Я внимательно смотрел в пьяное, наглое, похабно ухмыляющееся лицо собеседника. Жаль, что Елица не видит эту морду. Для полноты ощущения и восприятия. Перетащить её? Но мне надо ещё пару вопросов выяснить.
— С девкой понятно: на торг да к доброму хозяину отдать…

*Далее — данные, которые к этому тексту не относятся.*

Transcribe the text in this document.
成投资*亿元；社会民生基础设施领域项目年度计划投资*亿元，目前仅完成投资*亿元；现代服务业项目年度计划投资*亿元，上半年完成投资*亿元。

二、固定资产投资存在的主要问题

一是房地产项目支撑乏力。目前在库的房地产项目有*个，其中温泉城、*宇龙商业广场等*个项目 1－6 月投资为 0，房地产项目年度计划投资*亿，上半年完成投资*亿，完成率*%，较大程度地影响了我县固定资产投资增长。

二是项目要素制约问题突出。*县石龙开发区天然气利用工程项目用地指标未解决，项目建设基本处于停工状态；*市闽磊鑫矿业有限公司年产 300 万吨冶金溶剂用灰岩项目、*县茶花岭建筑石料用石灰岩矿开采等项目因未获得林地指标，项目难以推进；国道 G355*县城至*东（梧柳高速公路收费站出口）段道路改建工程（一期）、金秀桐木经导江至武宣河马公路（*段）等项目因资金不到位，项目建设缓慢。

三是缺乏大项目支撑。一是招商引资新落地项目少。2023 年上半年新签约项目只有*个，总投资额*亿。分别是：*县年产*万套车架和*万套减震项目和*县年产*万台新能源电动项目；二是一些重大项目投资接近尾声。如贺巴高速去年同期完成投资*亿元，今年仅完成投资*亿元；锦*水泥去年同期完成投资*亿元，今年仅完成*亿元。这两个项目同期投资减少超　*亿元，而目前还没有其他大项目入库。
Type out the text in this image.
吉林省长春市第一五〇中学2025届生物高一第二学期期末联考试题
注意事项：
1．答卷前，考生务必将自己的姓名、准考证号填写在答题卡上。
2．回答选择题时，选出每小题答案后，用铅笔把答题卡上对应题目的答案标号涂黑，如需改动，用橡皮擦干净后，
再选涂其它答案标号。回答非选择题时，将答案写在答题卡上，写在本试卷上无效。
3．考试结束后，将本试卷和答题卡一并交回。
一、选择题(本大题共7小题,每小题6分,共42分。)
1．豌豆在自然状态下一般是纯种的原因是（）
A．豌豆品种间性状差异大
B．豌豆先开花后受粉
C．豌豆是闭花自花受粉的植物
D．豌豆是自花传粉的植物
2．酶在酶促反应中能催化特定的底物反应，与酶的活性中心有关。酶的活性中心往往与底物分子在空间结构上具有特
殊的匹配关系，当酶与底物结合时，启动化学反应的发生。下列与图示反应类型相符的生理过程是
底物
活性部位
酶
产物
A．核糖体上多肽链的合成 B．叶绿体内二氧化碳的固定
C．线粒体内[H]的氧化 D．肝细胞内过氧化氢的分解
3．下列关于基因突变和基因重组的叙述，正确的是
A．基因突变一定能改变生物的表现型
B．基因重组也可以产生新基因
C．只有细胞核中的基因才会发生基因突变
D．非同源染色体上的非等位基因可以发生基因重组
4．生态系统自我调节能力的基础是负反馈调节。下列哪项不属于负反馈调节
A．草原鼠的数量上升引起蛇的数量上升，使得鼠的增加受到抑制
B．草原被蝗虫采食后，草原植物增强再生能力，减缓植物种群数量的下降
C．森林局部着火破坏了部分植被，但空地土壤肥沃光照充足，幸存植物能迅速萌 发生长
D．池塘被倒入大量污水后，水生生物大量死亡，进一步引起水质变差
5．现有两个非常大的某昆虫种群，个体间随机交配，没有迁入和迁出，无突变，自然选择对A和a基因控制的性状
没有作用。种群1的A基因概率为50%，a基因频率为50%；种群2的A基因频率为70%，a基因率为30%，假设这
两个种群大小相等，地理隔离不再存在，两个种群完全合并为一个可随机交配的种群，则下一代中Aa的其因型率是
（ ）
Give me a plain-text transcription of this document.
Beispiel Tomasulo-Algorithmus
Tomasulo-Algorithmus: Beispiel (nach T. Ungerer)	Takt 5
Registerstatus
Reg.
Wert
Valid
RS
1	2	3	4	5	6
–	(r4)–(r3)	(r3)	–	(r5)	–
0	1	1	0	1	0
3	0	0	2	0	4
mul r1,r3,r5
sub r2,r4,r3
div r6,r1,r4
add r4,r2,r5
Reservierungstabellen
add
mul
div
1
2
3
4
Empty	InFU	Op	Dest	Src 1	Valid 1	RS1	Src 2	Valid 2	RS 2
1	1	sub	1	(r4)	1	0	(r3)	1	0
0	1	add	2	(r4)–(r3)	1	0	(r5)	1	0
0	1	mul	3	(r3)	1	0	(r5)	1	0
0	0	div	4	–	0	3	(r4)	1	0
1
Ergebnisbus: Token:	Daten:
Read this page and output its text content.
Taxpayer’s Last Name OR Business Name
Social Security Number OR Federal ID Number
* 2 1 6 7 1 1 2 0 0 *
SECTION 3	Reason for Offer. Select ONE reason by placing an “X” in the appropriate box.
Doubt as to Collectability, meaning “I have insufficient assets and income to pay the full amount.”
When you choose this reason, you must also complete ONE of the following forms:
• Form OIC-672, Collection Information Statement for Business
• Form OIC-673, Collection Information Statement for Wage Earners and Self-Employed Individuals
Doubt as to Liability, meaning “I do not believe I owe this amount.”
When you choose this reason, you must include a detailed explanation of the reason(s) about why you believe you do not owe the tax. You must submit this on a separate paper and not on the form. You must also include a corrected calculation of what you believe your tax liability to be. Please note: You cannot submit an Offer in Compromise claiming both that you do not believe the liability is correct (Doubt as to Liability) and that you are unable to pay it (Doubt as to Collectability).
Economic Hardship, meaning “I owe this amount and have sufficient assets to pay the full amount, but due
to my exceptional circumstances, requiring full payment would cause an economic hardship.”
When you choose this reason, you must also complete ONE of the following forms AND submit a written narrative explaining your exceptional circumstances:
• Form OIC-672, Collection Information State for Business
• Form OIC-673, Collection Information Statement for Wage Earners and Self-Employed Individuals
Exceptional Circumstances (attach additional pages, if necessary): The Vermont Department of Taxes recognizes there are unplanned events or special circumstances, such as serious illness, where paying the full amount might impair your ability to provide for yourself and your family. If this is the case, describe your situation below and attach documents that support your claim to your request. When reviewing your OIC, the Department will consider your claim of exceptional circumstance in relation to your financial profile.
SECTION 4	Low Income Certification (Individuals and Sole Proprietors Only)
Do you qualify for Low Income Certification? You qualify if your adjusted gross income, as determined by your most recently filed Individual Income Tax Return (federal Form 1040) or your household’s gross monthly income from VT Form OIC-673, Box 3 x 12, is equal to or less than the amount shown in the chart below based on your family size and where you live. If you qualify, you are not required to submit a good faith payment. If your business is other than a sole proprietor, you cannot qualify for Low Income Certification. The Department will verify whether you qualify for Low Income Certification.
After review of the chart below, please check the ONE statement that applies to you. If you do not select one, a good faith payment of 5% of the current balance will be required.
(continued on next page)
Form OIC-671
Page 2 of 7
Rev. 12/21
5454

— Во! Верно говоришь! Такую стервь — тока доброму! Весёлому. Забавнику. Что б он её в три плёточки… Есть у меня такой на примете. Дядька мой, стрый. Ух, мы с ним в походы хаживали! Ух, как он до баб лют! Он-то меня на тебя и навёл.
— Как это «навёл»?!
— Гы-гы-гы… Мудрило голомордый, ты ж обоз свой послал, а мозгой не подумал! А стрый подумал и говорит: смотри, грит, обоз пришёл. Чудной. Не с тех путей, не по обычаю — хлеб привёз санями, не водою. И — точно ко времени. К самому что ни на есть голоду. Самую-то прибыль выбрали. Только взяли не по-людски, не златом-серебром — железом да побирушками. Дам тебе, грит, совет добрый за долю малую. Сбегай-ка, племяш, погляди на тот конец, на хозяина тамошнего. Чует, де, серденько — есть там добрым молодцам пожива.
Я уже говорил: не считайте туземцев — тупицами. Мозги у них срабатывают не хуже попаданских. А уж в своём, в исконно-посконном материале, в «святорусской» реальности — они соображают лучше. Чётче видят всякие странности, нестыковки, которые кучей сыплются вокруг каждого попаданца. И предпринимают активные действия. В рамках собственного представления о допустимом, в соответствии с собственным множеством целей.
Куда-то сходить и кого-то там грабануть для новгородских ушкуйников — стандарт поведения. А ушкуйничать для новгородцев — норма жизни.
Со стрыем, его отца братом — чуть позже. Такие гнёзда надо выжигать в пепел, хвостов за спиной оставлять… вредно. Но пока — ближнее.